According to the Social Science Research Council's Measure of America report, due to the move to remote schooling May 2020, in the early months of the pandemic "as many as nine million young people were out of school and out of work, more than as twice as many as in 2019."

Affects Poorest the Most 

The think tank warned that "young people with the fewest resources" would "be left further behind their peers and face the highest bars to reconnection. While it is clear that young people of all stripes will suffer, low-income people of color will be the hardest hit."

Public Advocate Jumaane Williams, a longtime proponent of expanding the summer-jobs program, told reporters that research documented that a summer job "can cut violent-arrest" rates six months afterwards.

"And that's when we had 35,000 summer youth jobs with 130,000 young people applying," he said. "So, it wasn't that young people didn't want the resources.

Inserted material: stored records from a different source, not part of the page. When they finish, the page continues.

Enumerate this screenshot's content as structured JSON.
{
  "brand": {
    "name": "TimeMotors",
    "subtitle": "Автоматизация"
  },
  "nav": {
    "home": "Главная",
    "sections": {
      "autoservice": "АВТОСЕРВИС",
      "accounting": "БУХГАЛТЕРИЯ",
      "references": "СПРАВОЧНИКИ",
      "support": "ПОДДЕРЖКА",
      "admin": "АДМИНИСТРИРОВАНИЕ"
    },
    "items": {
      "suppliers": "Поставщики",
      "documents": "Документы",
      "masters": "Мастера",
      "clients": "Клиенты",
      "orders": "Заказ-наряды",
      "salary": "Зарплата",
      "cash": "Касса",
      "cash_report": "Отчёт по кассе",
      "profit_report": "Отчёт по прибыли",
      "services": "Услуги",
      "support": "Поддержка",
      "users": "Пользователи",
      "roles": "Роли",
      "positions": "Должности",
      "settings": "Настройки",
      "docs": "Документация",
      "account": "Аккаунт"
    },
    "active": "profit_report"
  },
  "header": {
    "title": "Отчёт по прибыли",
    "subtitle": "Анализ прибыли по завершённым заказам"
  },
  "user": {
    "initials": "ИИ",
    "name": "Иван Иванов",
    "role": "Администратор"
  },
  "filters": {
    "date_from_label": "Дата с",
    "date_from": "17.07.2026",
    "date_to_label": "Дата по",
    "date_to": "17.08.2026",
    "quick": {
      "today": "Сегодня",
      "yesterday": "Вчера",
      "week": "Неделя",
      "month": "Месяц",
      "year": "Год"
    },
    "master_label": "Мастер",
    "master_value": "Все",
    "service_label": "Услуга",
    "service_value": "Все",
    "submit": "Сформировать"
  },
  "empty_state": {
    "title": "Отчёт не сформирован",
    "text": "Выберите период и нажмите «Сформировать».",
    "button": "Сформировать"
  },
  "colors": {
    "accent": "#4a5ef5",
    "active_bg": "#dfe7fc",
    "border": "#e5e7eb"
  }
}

They didn't have it."

"A 2021 study found that SYEP participation lowers participants' chances of being arrested that summer by 17 percent, and by 23 percent for felony arrests," according to a City Hall fact sheet. "Other research has found that SYEP youth are significantly less likely to be incarcerated in New York State more than five years after their participation in the program."

'Investment in Workforce'

"For New York City's young people, the summer employment program is a critical opportunity to develop the experience and skills they'll need to become successful in work and in life," said Vincent Alvarez, president of the AFL-CIO New York City Central Labor Council, which has long assisted the program. "But this is more than just an investment in our youths, it's an investment in the workforce that will drive our city's success for decades to come."

Youth and Development Commissioner Bill Chong said last year the city engaged 114,000 young applicants to fill 75,000 available positions. He added that it was a city summer job working on "a neighborhood beautification project on the Lower East Side in 1973" where he earned $320 that gave him "the work and life skills to pursue a four-decade career in public service. I am living proof of the power of a first job."

In addition to positions with city agencies, program participants will be placed in non-profit and private sector jobs.

Kenneth Gibbs, the president and CEO with Maimonides Medical Center, the largest non-governmental employer in Brooklyn, cheered the expansion of the program.

"We love this program," he told reporters. "We have 4,000 alums of this program. Many of them worked for us. Some have gone on to med school. They have entered the economy."

"Mayor Adams is correctly focused on maximizing summer work experience for young people who have been largely denied this opportunity during the pandemic," said Kathryn Wylde, president and CEO of the Partnership for New York City.